LPTJ: Still Refusing to Front
Sweet whistling skeletal day-glo finches of Hell, what have we here: an LPTJ update that's not about whatever metal overload I'm subjecting myself to today? Well, yeah. Yesterday I spent all day listening to a Finnish black metal band so awesome and kvlt that I wouldn't feel right telling you their name, but today I stopped by Pitchfork and saw a news item mentioning the Donkeys, a band whose name I'd seen once or twice before, always accompanied by the thought: "Finally, a band whose name does not suck." Hard to believe that a good band name like this was just sitting around up for grabs while people were naming themselves [redacted; it's gauche to hate on perfectly good bands just because they thought full-sentence band names were really amusing and catchy and helpful in Establishing The Brand, and besides, we have a longstanding no-by-name-callouts policy over here. PLUR 'til Hammersmith, y'all], but here it is.
Now, I know that on message boards across the internet, death is generally thought of as preferable to admitting that you learned about something from Pitchfork. The no-I-never-heard-about-it-on-Pitchfork animus is one of the most trollable tendencies a person can have; there's no surer way to initiate a flamewar than accusing somebody of getting their news from the most-read newsfeed in indiedom. This, I shouldn't need to point out, is bizarro-world Oedipal weirdness, but in the echo-chamber Oedipus never hears the oracle and gets to live blissfully ever after with mom. Win-win, right?
Well. We may be a lot of things over here at LPTJ, but "lying poseurs" isn't one of them, and the Donkeys are awesome, and I heard about them this morning from Pitchfork. They're signing to Dead Oceans, which is like the ultimate coup of good-band-name/good-label-name, and which puts them in great company, considering that the Bowerbirds are Dead Oceans soldiers now. I went over to eMusic and got the Donkeys album they had there, and it turns out these guys have been good since at least 2004. Fuck! How will I live with myself? Not only did I not get hip during their early shows, when they were obviously at their best - I'm four years late to the party!
Better late than never, I guess. The Donkeys kind of rule. Incredibly pleasant, dreamy, drifty, mildly melancholy tunes that breeze right through the living room. Nice underplayed Fender Rhodes sounds here and there, and reverbing guitar leads that really do feel like they're making my pulse slow nicely down. "If the Aislers Set were Meat Puppets fans" is what I'd write if I were doing their press kit. Thank God then for all concerned that I am not.
Checking around, I ran across some press materials that seemed to suggest the Donkeys would rather not be compared to the Grateful Dead. Too bad on that count, the Donkeys: you guys sound like the Dead! Also Sweetheart of the Rodeo-vintage Byrds, too, and Gram Parsons, and all the usual west-coast country-rock checkpoints.
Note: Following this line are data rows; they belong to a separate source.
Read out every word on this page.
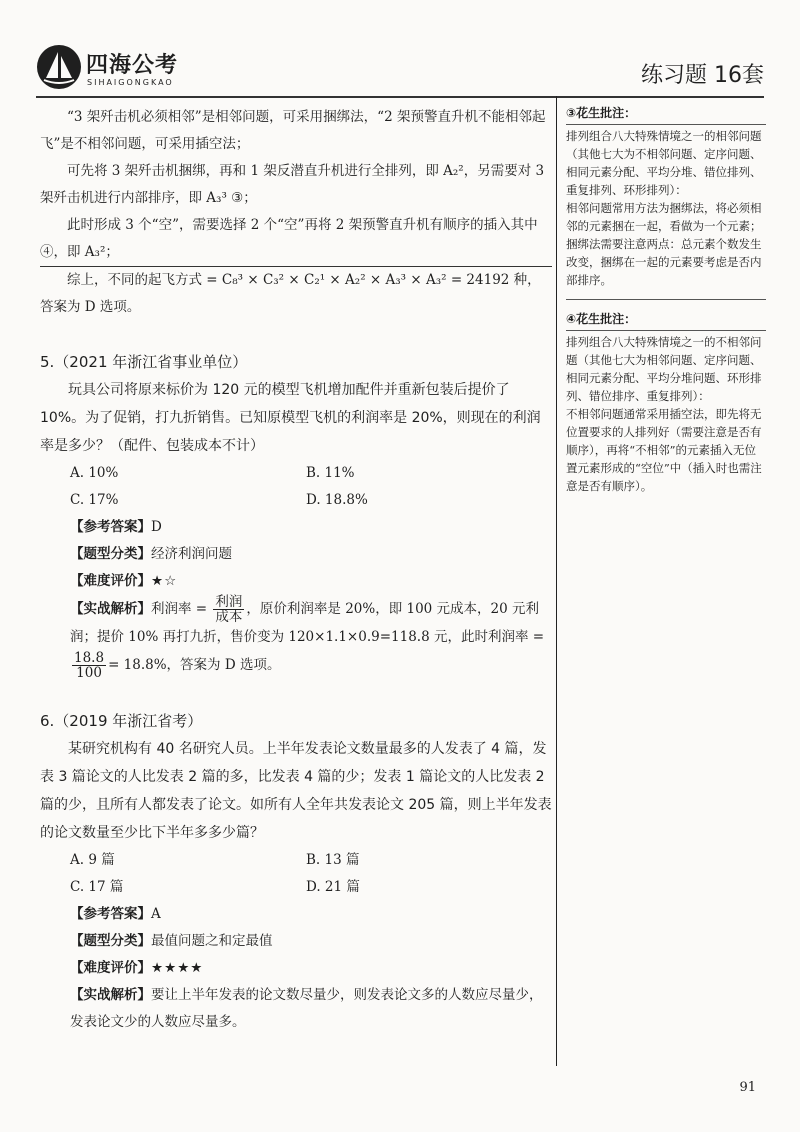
四海公考
SIHAIGONGKAO	练习题 16套

“3 架歼击机必须相邻”是相邻问题，可采用捆绑法，“2 架预警直升机不能相邻起飞”是不相邻问题，可采用插空法；

可先将 3 架歼击机捆绑，再和 1 架反潜直升机进行全排列，即 A₂²，另需要对 3 架歼击机进行内部排序，即 A₃³ ③；

此时形成 3 个“空”，需要选择 2 个“空”再将 2 架预警直升机有顺序的插入其中④，即 A₃²；

综上，不同的起飞方式 = C₈³ × C₃² × C₂¹ × A₂² × A₃³ × A₃² = 24192 种，答案为 D 选项。

5.（2021 年浙江省事业单位）

玩具公司将原来标价为 120 元的模型飞机增加配件并重新包装后提价了 10%。为了促销，打九折销售。已知原模型飞机的利润率是 20%，则现在的利润率是多少？（配件、包装成本不计）

A. 10%	B. 11%
C. 17%	D. 18.8%

【参考答案】D

【题型分类】经济利润问题

【难度评价】★☆

【实战解析】利润率 = $\frac{\text{利润}}{\text{成本}}$ ，原价利润率是 20%，即 100 元成本，20 元利润；提价 10% 再打九折，售价变为 120×1.1×0.9=118.8 元，此时利润率 =
$\frac{18.8}{100} = 18.8\%$，答案为 D 选项。

6.（2019 年浙江省考）

某研究机构有 40 名研究人员。上半年发表论文数量最多的人发表了 4 篇，发表 3 篇论文的人比发表 2 篇的多，比发表 4 篇的少；发表 1 篇论文的人比发表 2 篇的少，且所有人都发表了论文。如所有人全年共发表论文 205 篇，则上半年发表的论文数量至少比下半年多多少篇？

A. 9 篇	B. 13 篇
C. 17 篇	D. 21 篇

【参考答案】A

【题型分类】最值问题之和定最值

【难度评价】★★★★

【实战解析】要让上半年发表的论文数尽量少，则发表论文多的人数应尽量少，发表论文少的人数应尽量多。

③花生批注：

排列组合八大特殊情境之一的相邻问题（其他七大为不相邻问题、定序问题、相同元素分配、平均分堆、错位排列、重复排列、环形排列）：

相邻问题常用方法为捆绑法，将必须相邻的元素捆在一起，看做为一个元素；

捆绑法需要注意两点：总元素个数发生改变，捆绑在一起的元素要考虑是否内部排序。

④花生批注：

排列组合八大特殊情境之一的不相邻问题（其他七大为相邻问题、定序问题、相同元素分配、平均分堆问题、环形排列、错位排序、重复排列）：

不相邻问题通常采用插空法，即先将无位置要求的人排列好（需要注意是否有顺序），再将“不相邻”的元素插入无位置元素形成的“空位”中（插入时也需注意是否有顺序）。

91
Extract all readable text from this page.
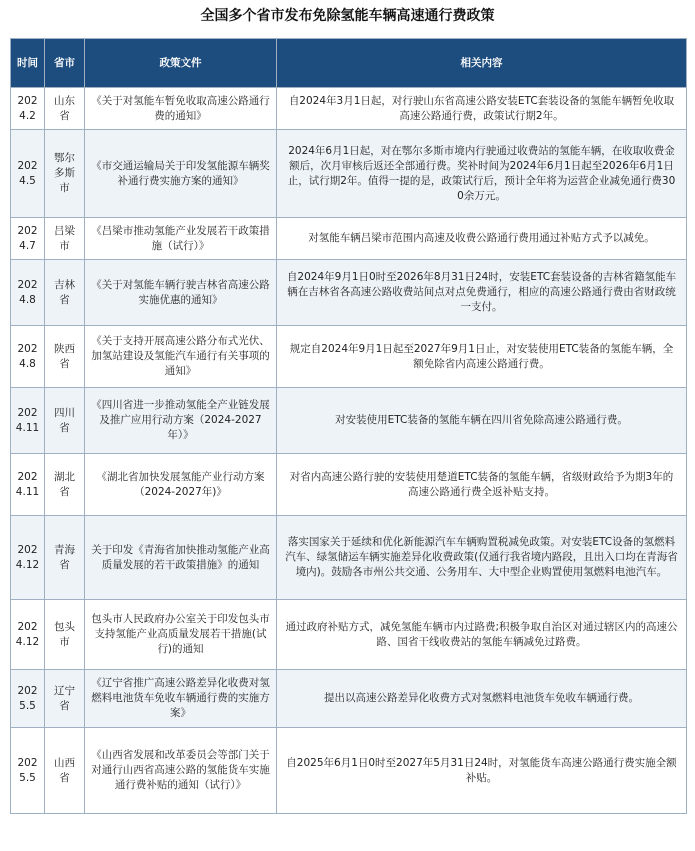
全国多个省市发布免除氢能车辆高速通行费政策
时间	省市	政策文件	相关内容
2024.2	山东省	《关于对氢能车暂免收取高速公路通行费的通知》	自2024年3月1日起，对行驶山东省高速公路安装ETC套装设备的氢能车辆暂免收取高速公路通行费，政策试行期2年。
2024.5	鄂尔多斯市	《市交通运输局关于印发氢能源车辆奖补通行费实施方案的通知》	2024年6月1日起，对在鄂尔多斯市境内行驶通过收费站的氢能车辆，在收取收费金额后，次月审核后返还全部通行费。奖补时间为2024年6月1日起至2026年6月1日止，试行期2年。值得一提的是，政策试行后，预计全年将为运营企业减免通行费300余万元。
2024.7	吕梁市	《吕梁市推动氢能产业发展若干政策措施（试行）》	对氢能车辆吕梁市范围内高速及收费公路通行费用通过补贴方式予以减免。
2024.8	吉林省	《关于对氢能车辆行驶吉林省高速公路实施优惠的通知》	自2024年9月1日0时至2026年8月31日24时，安装ETC套装设备的吉林省籍氢能车辆在吉林省各高速公路收费站间点对点免费通行，相应的高速公路通行费由省财政统一支付。
2024.8	陕西省	《关于支持开展高速公路分布式光伏、加氢站建设及氢能汽车通行有关事项的通知》	规定自2024年9月1日起至2027年9月1日止，对安装使用ETC装备的氢能车辆，全额免除省内高速公路通行费。
2024.11	四川省	《四川省进一步推动氢能全产业链发展及推广应用行动方案（2024-2027年）》	对安装使用ETC装备的氢能车辆在四川省免除高速公路通行费。
2024.11	湖北省	《湖北省加快发展氢能产业行动方案（2024-2027年)》	对省内高速公路行驶的安装使用楚道ETC装备的氢能车辆，省级财政给予为期3年的高速公路通行费全返补贴支持。
2024.12	青海省	关于印发《青海省加快推动氢能产业高质量发展的若干政策措施》的通知	落实国家关于延续和优化新能源汽车车辆购置税减免政策。对安装ETC设备的氢燃料汽车、绿氢储运车辆实施差异化收费政策(仅通行我省境内路段，且出入口均在青海省境内)。鼓励各市州公共交通、公务用车、大中型企业购置使用氢燃料电池汽车。
2024.12	包头市	包头市人民政府办公室关于印发包头市支持氢能产业高质量发展若干措施(试行)的通知	通过政府补贴方式，减免氢能车辆市内过路费;积极争取自治区对通过辖区内的高速公路、国省干线收费站的氢能车辆减免过路费。
2025.5	辽宁省	《辽宁省推广高速公路差异化收费对氢燃料电池货车免收车辆通行费的实施方案》	提出以高速公路差异化收费方式对氢燃料电池货车免收车辆通行费。
2025.5	山西省	《山西省发展和改革委员会等部门关于对通行山西省高速公路的氢能货车实施通行费补贴的通知（试行）》	自2025年6月1日0时至2027年5月31日24时，对氢能货车高速公路通行费实施全额补贴。
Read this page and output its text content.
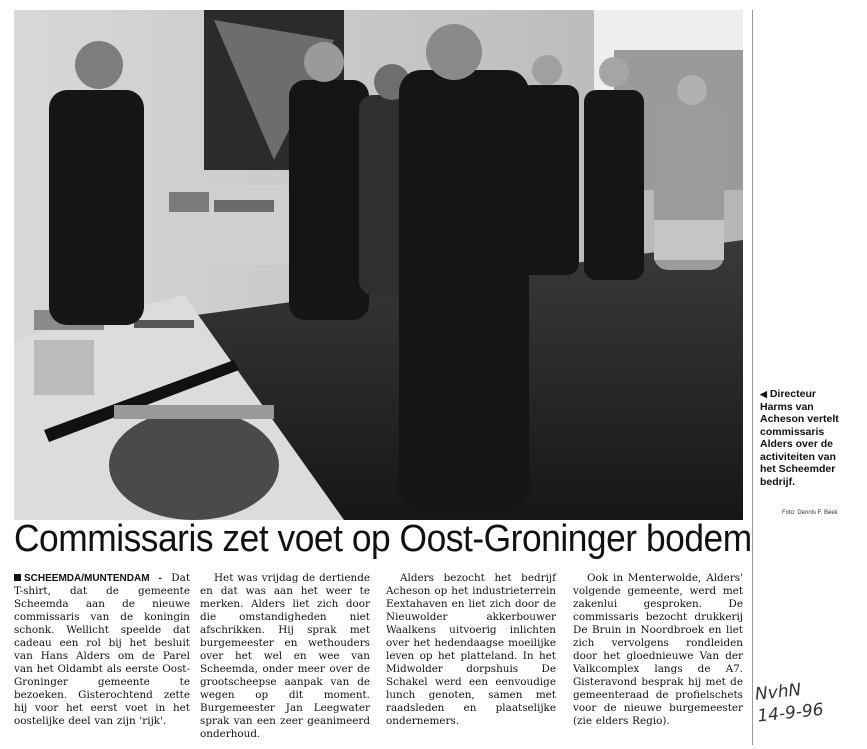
◀ Directeur Harms van Acheson vertelt commissaris Alders over de activiteiten van het Scheemder bedrijf.
Foto: Dennis F. Beek
Commissaris zet voet op Oost-Groninger bodem

SCHEEMDA/MUNTENDAM - Dat T-shirt, dat de gemeente Scheemda aan de nieuwe commissaris van de koningin schonk. Wellicht speelde dat cadeau een rol bij het besluit van Hans Alders om de Parel van het Oldambt als eerste Oost-Groninger gemeente te bezoeken. Gisterochtend zette hij voor het eerst voet in het oostelijke deel van zijn 'rijk'.

Het was vrijdag de dertiende en dat was aan het weer te merken. Alders liet zich door die omstandigheden niet afschrikken. Hij sprak met burgemeester en wethouders over het wel en wee van Scheemda, onder meer over de grootscheepse aanpak van de wegen op dit moment. Burgemeester Jan Leegwater sprak van een zeer geanimeerd onderhoud.

Alders bezocht het bedrijf Acheson op het industrieterrein Eextahaven en liet zich door de Nieuwolder akkerbouwer Waalkens uitvoerig inlichten over het hedendaagse moeilijke leven op het platteland. In het Midwolder dorpshuis De Schakel werd een eenvoudige lunch genoten, samen met raadsleden en plaatselijke ondernemers.

Ook in Menterwolde, Alders' volgende gemeente, werd met zakenlui gesproken. De commissaris bezocht drukkerij De Bruin in Noordbroek en liet zich vervolgens rondleiden door het gloednieuwe Van der Valkcomplex langs de A7. Gisteravond besprak hij met de gemeenteraad de profielschets voor de nieuwe burgemeester (zie elders Regio).

NvhN
14-9-96
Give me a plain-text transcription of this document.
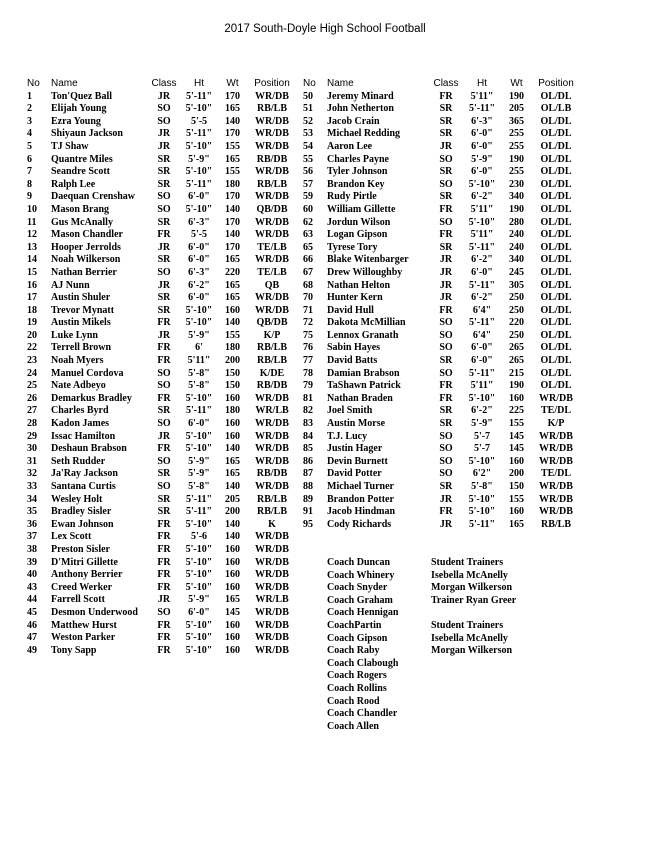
2017 South-Doyle High School Football
No	Name	Class	Ht	Wt	Position
1	Ton'Quez Ball	JR	5'-11"	170	WR/DB
2	Elijah Young	SO	5'-10"	165	RB/LB
3	Ezra Young	SO	5'-5	140	WR/DB
4	Shiyaun Jackson	JR	5'-11"	170	WR/DB
5	TJ Shaw	JR	5'-10"	155	WR/DB
6	Quantre Miles	SR	5'-9"	165	RB/DB
7	Seandre Scott	SR	5'-10"	155	WR/DB
8	Ralph Lee	SR	5'-11"	180	RB/LB
9	Daequan Crenshaw	SO	6'-0"	170	WR/DB
10	Mason Brang	SO	5'-10"	140	QB/DB
11	Gus McAnally	SR	6'-3"	170	WR/DB
12	Mason Chandler	FR	5'-5	140	WR/DB
13	Hooper Jerrolds	JR	6'-0"	170	TE/LB
14	Noah Wilkerson	SR	6'-0"	165	WR/DB
15	Nathan Berrier	SO	6'-3"	220	TE/LB
16	AJ Nunn	JR	6'-2"	165	QB
17	Austin Shuler	SR	6'-0"	165	WR/DB
18	Trevor Mynatt	SR	5'-10"	160	WR/DB
19	Austin Mikels	FR	5'-10"	140	QB/DB
20	Luke Lynn	JR	5'-9"	155	K/P
22	Terrell Brown	FR	6'	180	RB/LB
23	Noah Myers	FR	5'11"	200	RB/LB
24	Manuel Cordova	SO	5'-8"	150	K/DE
25	Nate Adbeyo	SO	5'-8"	150	RB/DB
26	Demarkus Bradley	FR	5'-10"	160	WR/DB
27	Charles Byrd	SR	5'-11"	180	WR/LB
28	Kadon James	SO	6'-0"	160	WR/DB
29	Issac Hamilton	JR	5'-10"	160	WR/DB
30	Deshaun Brabson	FR	5'-10"	140	WR/DB
31	Seth Rudder	SO	5'-9"	165	WR/DB
32	Ja'Ray Jackson	SR	5'-9"	165	RB/DB
33	Santana Curtis	SO	5'-8"	140	WR/DB
34	Wesley Holt	SR	5'-11"	205	RB/LB
35	Bradley Sisler	SR	5'-11"	200	RB/LB
36	Ewan Johnson	FR	5'-10"	140	K
37	Lex Scott	FR	5'-6	140	WR/DB
38	Preston Sisler	FR	5'-10"	160	WR/DB
39	D'Mitri Gillette	FR	5'-10"	160	WR/DB
40	Anthony Berrier	FR	5'-10"	160	WR/DB
43	Creed Werker	FR	5'-10"	160	WR/DB
44	Farrell Scott	JR	5'-9"	165	WR/LB
45	Desmon Underwood	SO	6'-0"	145	WR/DB
46	Matthew Hurst	FR	5'-10"	160	WR/DB
47	Weston Parker	FR	5'-10"	160	WR/DB
49	Tony Sapp	FR	5'-10"	160	WR/DB
No	Name	Class	Ht	Wt	Position
50	Jeremy Minard	FR	5'11"	190	OL/DL
51	John Netherton	SR	5'-11"	205	OL/LB
52	Jacob Crain	SR	6'-3"	365	OL/DL
53	Michael Redding	SR	6'-0"	255	OL/DL
54	Aaron Lee	JR	6'-0"	255	OL/DL
55	Charles Payne	SO	5'-9"	190	OL/DL
56	Tyler Johnson	SR	6'-0"	255	OL/DL
57	Brandon Key	SO	5'-10"	230	OL/DL
59	Rudy Pirtle	SR	6'-2"	340	OL/DL
60	William Gillette	FR	5'11"	190	OL/DL
62	Jordun Wilson	SO	5'-10"	280	OL/DL
63	Logan Gipson	FR	5'11"	240	OL/DL
65	Tyrese Tory	SR	5'-11"	240	OL/DL
66	Blake Witenbarger	JR	6'-2"	340	OL/DL
67	Drew Willoughby	JR	6'-0"	245	OL/DL
68	Nathan Helton	JR	5'-11"	305	OL/DL
70	Hunter Kern	JR	6'-2"	250	OL/DL
71	David Hull	FR	6'4"	250	OL/DL
72	Dakota McMillian	SO	5'-11"	220	OL/DL
75	Lennox Granath	SO	6'4"	250	OL/DL
76	Sabin Hayes	SO	6'-0"	265	OL/DL
77	David Batts	SR	6'-0"	265	OL/DL
78	Damian Brabson	SO	5'-11"	215	OL/DL
79	TaShawn Patrick	FR	5'11"	190	OL/DL
81	Nathan Braden	FR	5'-10"	160	WR/DB
82	Joel Smith	SR	6'-2"	225	TE/DL
83	Austin Morse	SR	5'-9"	155	K/P
84	T.J. Lucy	SO	5'-7	145	WR/DB
85	Justin Hager	SO	5'-7	145	WR/DB
86	Devin Burnett	SO	5'-10"	160	WR/DB
87	David Potter	SO	6'2"	200	TE/DL
88	Michael Turner	SR	5'-8"	150	WR/DB
89	Brandon Potter	JR	5'-10"	155	WR/DB
91	Jacob Hindman	FR	5'-10"	160	WR/DB
95	Cody Richards	JR	5'-11"	165	RB/LB
Coach Duncan
Coach Whinery
Coach Snyder
Coach Graham
Coach Hennigan
CoachPartin
Coach Gipson
Coach Raby
Coach Clabough
Coach Rogers
Coach Rollins
Coach Rood
Coach Chandler
Coach Allen
Student Trainers
Isebella McAnelly
Morgan Wilkerson
Trainer Ryan Greer
Student Trainers
Isebella McAnelly
Morgan Wilkerson
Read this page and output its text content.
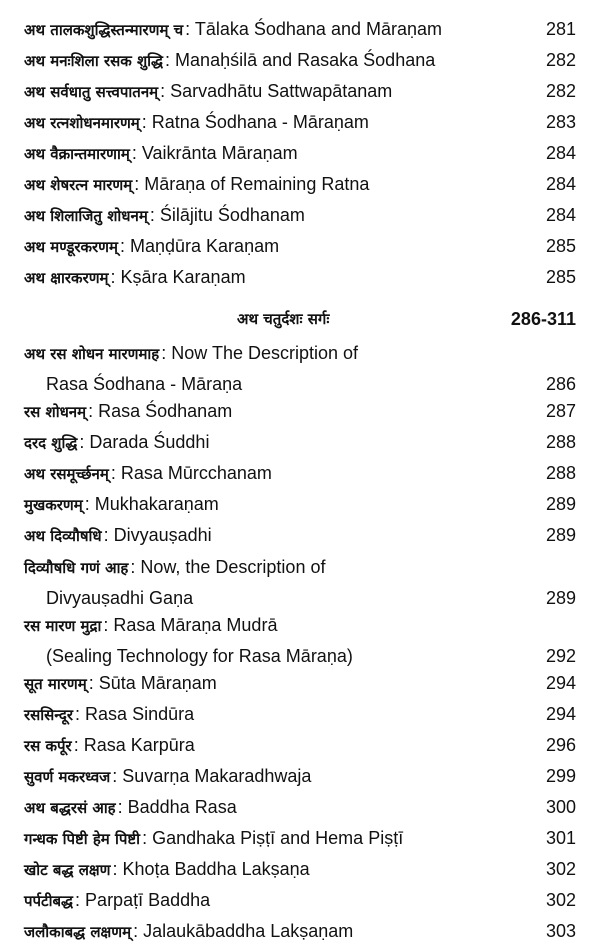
अथ तालकशुद्धिस्तन्मारणम् च : Tālaka Śodhana and Māraṇam	281
अथ मनःशिला रसक शुद्धि : Manaḥśilā and Rasaka Śodhana	282
अथ सर्वधातु सत्त्वपातनम् : Sarvadhātu Sattwapātanam	282
अथ रत्नशोधनमारणम् : Ratna Śodhana - Māraṇam	283
अथ वैक्रान्तमारणाम् : Vaikrānta Māraṇam	284
अथ शेषरत्न मारणम् : Māraṇa of Remaining Ratna	284
अथ शिलाजितु शोधनम् : Śilājitu Śodhanam	284
अथ मण्डूरकरणम् : Maṇḍūra Karaṇam	285
अथ क्षारकरणम् : Kṣāra Karaṇam	285
अथ चतुर्दशः सर्गः	286-311
अथ रस शोधन मारणमाह : Now The Description of
Rasa Śodhana - Māraṇa	286
रस शोधनम् : Rasa Śodhanam	287
दरद शुद्धि : Darada Śuddhi	288
अथ रसमूर्च्छनम् : Rasa Mūrcchanam	288
मुखकरणम् : Mukhakaraṇam	289
अथ दिव्यौषधि : Divyauṣadhi	289
दिव्यौषधि गणं आह : Now, the Description of
Divyauṣadhi Gaṇa	289
रस मारण मुद्रा : Rasa Māraṇa Mudrā
(Sealing Technology for Rasa Māraṇa)	292
सूत मारणम् : Sūta Māraṇam	294
रससिन्दूर : Rasa Sindūra	294
रस कर्पूर : Rasa Karpūra	296
सुवर्ण मकरध्वज : Suvarṇa Makaradhwaja	299
अथ बद्धरसं आह : Baddha Rasa	300
गन्धक पिष्टी हेम पिष्टी : Gandhaka Piṣṭī and Hema Piṣṭī	301
खोट बद्ध लक्षण : Khoṭa Baddha Lakṣaṇa	302
पर्पटीबद्ध : Parpaṭī Baddha	302
जलौकाबद्ध लक्षणम् : Jalaukābaddha Lakṣaṇam	303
But don't shun the Dead comparison, because it's the gentle-cosmic-lemonade-hammock feel of the Dead at their best that I'm reminded of listening to these guys: that feeling of listening to a band whose first interest is in playing music with one another, in making sounds in which they themselves can get a little lost. The drummer's no Mickey Hart, but the singer's got better pitch than Jerry Garcia, and is more pleasant to hear than Bob Weir, I should say while I'm busy making enemies. On the whole, I think of what these guys are doing as part of The Antidote to a problem in indie rock that I can't quite name yet. It has to do with thinking of nervous energy as an indispensable aesthetic component, but that's as coherent an objection to it as I've formed; I think I'm not alone in feeling like I've spent enough time at that party. Other people at work on The Antidote include Beach House and Matteah Bain, and maybe someday I'll formulate a full-on formula for what The Antidote involves. Meanwhile, though, there's the Donkeys, whose 2004 album deserved much, much better than to go completely unnoticed by me, and who, at their best, bear a resemblence to the Grateful Dead. Or, just to make them happier, to the New Riders of the Purple Sage. I give them extra points just for making me think of the New Riders and can say that I'm really looking forward to their album, which isn't something I find myself saying about a lot of band.
We now return you to the 24-hour-a-day metal marathon, and remind you, in the words of Sarcofago, that if you are a false, don't entry.